A downside to working in the medical field is that all of your coworkers are also medical.  Which means they see your name on the list of admitted patients and realize that it is only thirty steps farther from their usual coffee break to come say hello and offer well wishes for your labor – how convenient!  There I was, horizontally straddling a gargantuan purple plastic peanut, unable to feel even a breeze below the waist should my blanket happen to fall and leave me exposed, facing away from the door to the rest of the hospital, staring at a stupid framed picture of a starfish when I hear PIC say “Oh, hello Sir!”.

To reword a John Green quote, the Venn diagram of people he needs to address as Sir and people I don’t want to see my bare bottom is a circle.

It was lucky I was facing the wall so that our well-intentioned visitor could not see the daggers I was shooting with my eyes to accompany the expression that I was hoping said “Please stand up casually and readjust my blankets so that I know whoever is not politely avoiding the ‘full moon’ being presented to them as though I were a baboon in heat”.

The expression did nothing to convey my wishes, but good manners dictate that one should not stand fully behind someone while conversing so our visitor was obligated to circle around to a vantage point where my face was visible and my derriere was not.  Turns out, it was PIC’s boss, another anesthesiologist in the hospital.  We had met previously in a less compromising position and he was used to seeing patients in various states and maintaining some level of professionalism, so I felt slightly reassured and had a comfortable conversation. 

My sphincter had other plans for us all.

By this point, we had become quite the flatulence connoisseurs and this was the most noteworthy yet. It was loud and clear with variety of pitch as though my bottom were improvising a trombone solo in a jazz ensemble.  It would be something to brag about if I weren’t too busy looking for a way to inject air into my IV line and mercy kill myself. 

Amazingly, his professionalism held.  He didn’t even pause from what he was saying to look incredulously at the creature responsible for such a noise.  I breathed easier… until the true strength of my enteric nervous system revealed itself as putrid air wafted up my nostrils. I fought to maintain composure as the cloud of invisible death engulfed me.  I prayed he was out of range. 

“I am so sorry,” I squeaked out “I am no longer in control of my own body”.  He did not address my transgression to pardon nor condemn, but he did excuse himself fairly quickly thereafter. Dignity: 0, Baby girl: at least 16, but who’s counting?!

There was nothing to do but ponder exactly how many people would hear that story and how far away he had to walk before it was safe to breathe again until the nurse came in and informed me it was time to roll to the other side. 

“Full disclosure, I may have accidentally pooped myself.” Dignity: 0, Baby girl: 17. The scent was strong enough still that I was unconvinced that it was simply gas escaping.

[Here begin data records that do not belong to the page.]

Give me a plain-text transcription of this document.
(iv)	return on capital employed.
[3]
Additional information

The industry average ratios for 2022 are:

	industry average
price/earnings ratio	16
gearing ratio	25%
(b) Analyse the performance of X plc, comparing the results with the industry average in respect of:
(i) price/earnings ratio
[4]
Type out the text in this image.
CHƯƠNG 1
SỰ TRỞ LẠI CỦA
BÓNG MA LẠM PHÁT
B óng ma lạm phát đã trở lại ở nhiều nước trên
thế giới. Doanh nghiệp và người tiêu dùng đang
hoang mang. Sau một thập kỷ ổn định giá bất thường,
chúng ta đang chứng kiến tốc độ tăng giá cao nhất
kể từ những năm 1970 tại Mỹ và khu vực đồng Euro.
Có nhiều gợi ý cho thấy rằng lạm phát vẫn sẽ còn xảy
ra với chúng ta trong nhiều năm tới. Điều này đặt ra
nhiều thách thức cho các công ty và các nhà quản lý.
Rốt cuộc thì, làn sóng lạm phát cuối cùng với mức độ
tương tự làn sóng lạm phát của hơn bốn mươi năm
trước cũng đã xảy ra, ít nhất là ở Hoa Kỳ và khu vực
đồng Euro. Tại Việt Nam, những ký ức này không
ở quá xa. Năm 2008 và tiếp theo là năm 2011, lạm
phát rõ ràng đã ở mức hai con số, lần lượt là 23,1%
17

Nurse: “Oh, it happens a lot at this point, you can’t control it, I’ll check”. Her eyes did not appear to be watering, which I took as a good sign.  “No, nothing down here – do you feel like you pooped?” 

Dignity: 0, Baby girl: 18.

“Sure smelled like it.”

We repositioned without any surprises escaping and now my imaginary rodeo horse was going the opposite direction and I was on my left side, facing the door and able to see any intruders (aka people wanting to be nice and say hello).